Deputy Secretary of Defense Patrick Shanahan, while presenting the report, said the rest of the world is not developing new jet fighters and bombers, is developing missiles. American rivals China and Russia are also building new systems: "These are harder to see, difficult to track and hard to defeat." These new threats also required new resources. "We do not just want to keep up with our rivals," said Shanahan, "we want to overcome them".

Americans are aware that the militarization of space would be a dangerous precedent, which is why decisions or tests were not made. The 1967 space treaty prohibits the stationing of weapons of mass destruction, but not those of other offensive weapons systems. For some time, China and Russia have tried to prevent the United States, as a precautionary measure, from developing such systems, just as they had always been wary of missile defense. So far, the powers have voluntarily renounced a militarization of space.

After the end of the Cold War, there were not many high-sounding Reagan plans left, also because of technological and financial obstacles. The technology that has been used since then to hit the intercontinental ballistic missiles arriving in the middle phase of their flight (mid-ground defense on the ground) has produced rather modest results, even if the rate of successful killings under test conditions is always well spoken.

Focus on the starting phase

For example, in response to US missile defense, Russia has also developed a new system called Avangard. This allows ballistic intercontinental ballistic missiles (ICBMs) to launch sailing missiles that shoot at multiple sound speeds before returning to the atmosphere – according to Russian sources, up to Mach 27.

You can still make course changes and evasive maneuvers to the finish and are therefore hard to hit. Therefore, interest in the United States has shifted to the first phase of the flight of the ICBM, the so-called thrust phase. So the rockets are the slowest and most vulnerable. Their course is one hundred percent predictable, and could be fought with air-to-air missiles if they get close enough to the launch site.

On the one hand, the new possibilities, which will now be studied in the next six months, include futuristic high-energy weapons, possibly stationed in low orbits. But even the new F-35 fighters, with their sophisticated sensors, would be able to detect the launch of the missile if they were close enough, at least in the case of regimes like Iran or North Korea. They could then try to shoot the missiles themselves or send the long-term armed patrol drone signals that could then attempt a launch.

New types of weapons

However, as Shanahan pointed out, in the future, American forces will not only have to manage cruise missiles and improved ballistic missiles.

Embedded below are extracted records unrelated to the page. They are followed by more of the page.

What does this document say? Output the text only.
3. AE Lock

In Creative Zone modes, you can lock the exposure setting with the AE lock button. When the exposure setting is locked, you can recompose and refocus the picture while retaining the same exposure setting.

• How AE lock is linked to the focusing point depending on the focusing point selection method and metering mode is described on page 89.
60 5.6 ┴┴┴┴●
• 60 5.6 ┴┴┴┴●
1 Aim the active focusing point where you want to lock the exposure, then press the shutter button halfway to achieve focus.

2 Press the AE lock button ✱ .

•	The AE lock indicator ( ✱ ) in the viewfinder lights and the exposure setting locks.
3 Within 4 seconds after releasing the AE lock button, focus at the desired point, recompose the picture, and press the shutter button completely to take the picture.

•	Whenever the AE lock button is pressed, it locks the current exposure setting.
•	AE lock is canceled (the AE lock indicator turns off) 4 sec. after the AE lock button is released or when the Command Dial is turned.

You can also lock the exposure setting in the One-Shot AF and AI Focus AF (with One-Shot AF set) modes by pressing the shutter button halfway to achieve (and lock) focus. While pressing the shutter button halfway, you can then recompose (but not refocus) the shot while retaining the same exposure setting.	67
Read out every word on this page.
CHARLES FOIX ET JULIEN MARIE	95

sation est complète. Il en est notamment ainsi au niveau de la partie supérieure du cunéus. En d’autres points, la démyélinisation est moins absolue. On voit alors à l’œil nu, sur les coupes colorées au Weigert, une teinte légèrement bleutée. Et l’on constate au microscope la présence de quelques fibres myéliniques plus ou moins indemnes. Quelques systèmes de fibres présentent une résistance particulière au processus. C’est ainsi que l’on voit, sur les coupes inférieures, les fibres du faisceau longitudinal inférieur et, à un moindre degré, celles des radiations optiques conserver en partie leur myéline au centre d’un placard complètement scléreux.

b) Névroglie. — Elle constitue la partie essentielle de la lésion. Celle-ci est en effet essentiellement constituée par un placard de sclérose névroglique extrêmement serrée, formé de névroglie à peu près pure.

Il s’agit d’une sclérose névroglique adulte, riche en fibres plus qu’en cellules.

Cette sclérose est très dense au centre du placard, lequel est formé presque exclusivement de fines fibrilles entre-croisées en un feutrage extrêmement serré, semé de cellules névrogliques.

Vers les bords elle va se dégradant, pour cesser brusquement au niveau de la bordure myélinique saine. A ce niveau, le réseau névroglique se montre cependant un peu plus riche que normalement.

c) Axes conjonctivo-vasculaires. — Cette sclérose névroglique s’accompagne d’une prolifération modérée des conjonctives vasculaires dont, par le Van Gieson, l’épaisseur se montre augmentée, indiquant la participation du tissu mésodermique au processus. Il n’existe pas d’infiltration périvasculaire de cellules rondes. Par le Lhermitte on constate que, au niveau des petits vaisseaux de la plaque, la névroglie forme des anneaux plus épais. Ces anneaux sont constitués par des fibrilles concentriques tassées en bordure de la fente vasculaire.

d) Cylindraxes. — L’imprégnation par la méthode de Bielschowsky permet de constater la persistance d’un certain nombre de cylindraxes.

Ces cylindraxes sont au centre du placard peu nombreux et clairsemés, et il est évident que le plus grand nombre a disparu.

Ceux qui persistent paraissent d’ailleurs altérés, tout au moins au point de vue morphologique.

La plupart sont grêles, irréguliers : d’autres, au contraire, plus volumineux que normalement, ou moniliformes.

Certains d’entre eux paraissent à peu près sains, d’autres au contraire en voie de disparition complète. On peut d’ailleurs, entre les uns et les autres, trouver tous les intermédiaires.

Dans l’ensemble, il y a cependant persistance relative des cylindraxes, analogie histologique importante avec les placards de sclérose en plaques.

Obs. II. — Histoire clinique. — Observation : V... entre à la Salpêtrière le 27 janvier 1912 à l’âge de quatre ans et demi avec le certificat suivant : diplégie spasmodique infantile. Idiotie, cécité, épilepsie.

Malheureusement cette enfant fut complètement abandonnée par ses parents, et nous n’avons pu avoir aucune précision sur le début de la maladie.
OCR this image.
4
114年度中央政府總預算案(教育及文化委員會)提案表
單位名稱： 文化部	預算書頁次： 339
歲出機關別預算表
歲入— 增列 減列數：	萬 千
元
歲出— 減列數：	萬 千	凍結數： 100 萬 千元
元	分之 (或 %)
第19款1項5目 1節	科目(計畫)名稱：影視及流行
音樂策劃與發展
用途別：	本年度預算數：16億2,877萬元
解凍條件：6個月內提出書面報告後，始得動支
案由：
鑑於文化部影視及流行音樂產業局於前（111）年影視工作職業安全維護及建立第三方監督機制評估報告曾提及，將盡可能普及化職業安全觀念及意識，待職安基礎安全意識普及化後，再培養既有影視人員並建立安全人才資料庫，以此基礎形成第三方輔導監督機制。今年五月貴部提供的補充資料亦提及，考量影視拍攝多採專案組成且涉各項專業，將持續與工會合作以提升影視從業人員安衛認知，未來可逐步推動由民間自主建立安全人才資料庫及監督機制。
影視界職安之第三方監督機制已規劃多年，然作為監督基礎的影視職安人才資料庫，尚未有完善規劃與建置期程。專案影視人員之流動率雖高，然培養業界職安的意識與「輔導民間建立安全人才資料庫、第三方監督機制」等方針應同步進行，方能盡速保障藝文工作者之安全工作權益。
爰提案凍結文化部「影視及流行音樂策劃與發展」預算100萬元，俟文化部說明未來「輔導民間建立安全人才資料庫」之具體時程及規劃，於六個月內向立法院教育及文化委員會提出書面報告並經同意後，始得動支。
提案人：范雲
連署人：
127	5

Other new types of weapons will be added, such as "Hypersonic". This term covers non-ballistic missiles that fly at least five times the speed of sound.

United States, Russia, China and perhaps other powers are developing super-fast missiles. Like conventional cruise missiles, they fly at relatively low altitudes and can be controlled at all stages of their flight. This makes their combat more difficult, and currently there are no defenses for them.